At next week's MySQL users conference, the company will discuss its own storage engine, currently in development and code-named Falcon, as well as new deals it has recently inked to allow others to play nicely.
Next week, MySQL plans to outline its plugin architecture that allows VARs and developers to use specialized storage and transaction engines suited for their workloads.
At the MySQL’s fourth annual users conference, Jim Starkey, a database trailblazer with InterBase and currently a MySQL senior software architect, will discuss MySQL's developing storage engine, code-named Falcon, said Zack Urlocker, executive vice president of marketing Cupertino, Calif.-based MySQL. The conference kicks off Monday in Santa Clara, Calif.
Earlier this week, Solid Information Technology said a version of its SolidDB will be a storage and OLTP engine option for MySQL, joining InnoDB, MyISAM, Memory, Merge and Cluster as storage engines that plug into the MySQL database server. Urlocker said uncertainty over whether InnoDB will continue to be an option, after Oracle's recent purchase, should resolve itself.
"We renewed the InnoDB deal with Oracle and on the same terms as before," Urlocker said. Oracle's Ken Jacobs, aka Dr. DBA, will speak about InnoDB at next week's conference, he said. Jacobs is vice president of product strategy for Oracle's Server Technologies Division.
There are now about a half-dozen plugin engines, and three or four more are likely to be added, according to Urlocker. "Some are very specialized, and not every engine is on par with the others. We could see special engines for data warehousing, OLAP, unstructured data or specialized things like accessing your mail systems," he said.
"We'll show off new 5.1 functionality and new partitioning capability that will make it easier to deal with large databases. It's an incremental release in beta now ,with a new beta to go out Tuesday or Wednesday," he said.

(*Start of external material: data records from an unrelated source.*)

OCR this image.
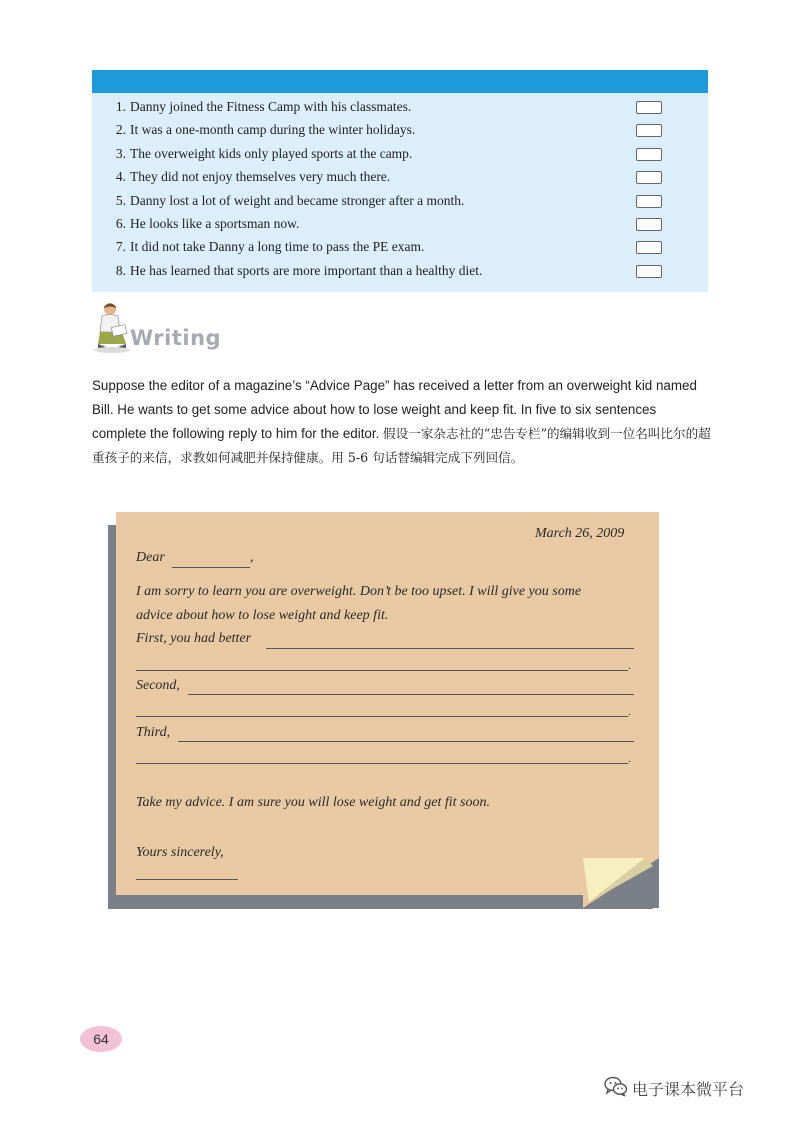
1. Danny joined the Fitness Camp with his classmates.
2. It was a one-month camp during the winter holidays.
3. The overweight kids only played sports at the camp.
4. They did not enjoy themselves very much there.
5. Danny lost a lot of weight and became stronger after a month.
6. He looks like a sportsman now.
7. It did not take Danny a long time to pass the PE exam.
8. He has learned that sports are more important than a healthy diet.
Writing
Suppose the editor of a magazine’s “Advice Page” has received a letter from an overweight kid named Bill. He wants to get some advice about how to lose weight and keep fit. In five to six sentences complete the following reply to him for the editor. 假设一家杂志社的“忠告专栏”的编辑收到一位名叫比尔的超重孩子的来信，求教如何减肥并保持健康。用 5-6 句话替编辑完成下列回信。
March 26, 2009
Dear	,
I am sorry to learn you are overweight. Don’t be too upset. I will give you some
advice about how to lose weight and keep fit.
First, you had better
.
Second,
.
Third,
.
Take my advice. I am sure you will lose weight and get fit soon.
Yours sincerely,
64
电子课本微平台
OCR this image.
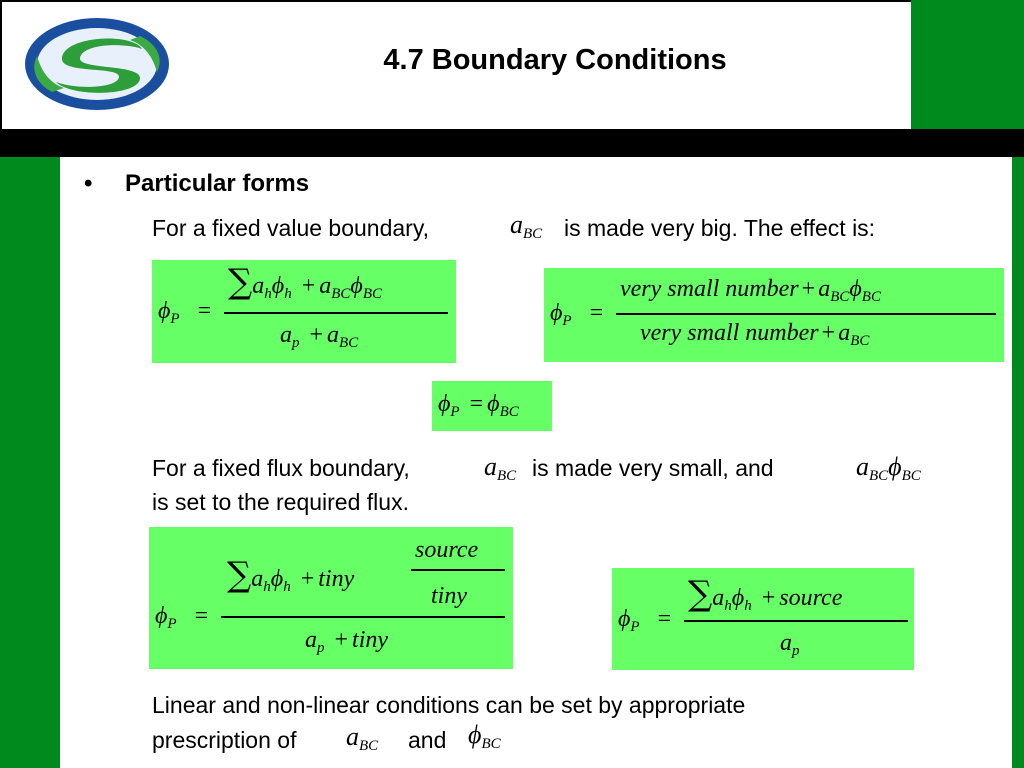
4.7 Boundary Conditions
• Particular forms
For a fixed value boundary,	$a_{BC}$ is made very big. The effect is:
$\phi_P$ =
$\sum a_h\phi_h + a_{BC}\phi_{BC}$
$a_p + a_{BC}$
$\phi_P$ =
very small number + $a_{BC}\phi_{BC}$
very small number + $a_{BC}$
$\phi_P = \phi_{BC}$
For a fixed flux boundary,	$a_{BC}$ is made very small, and	$a_{BC}\phi_{BC}$
is set to the required flux.
$\phi_P$ =
$\sum a_h\phi_h$ + tiny
source
tiny
$a_p$ + tiny
$\phi_P$ =
$\sum a_h\phi_h$ + source
$a_p$
Linear and non-linear conditions can be set by appropriate
prescription of $a_{BC}$ and $\phi_{BC}$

The current MySQL 5.0 release officially shipped in November.
MySQL and PostgreSQL are favorites in open-source databases, and both have their proponents.
Greg Gianforte, CEO of RightNow Technologies, a Bozeman, Mont.-based provider of hosted CRM systems, is a huge MySQL fan and will be speaking at the MySQL conference. MySQL is a critical component of RIghtNow's hosted CRM environment.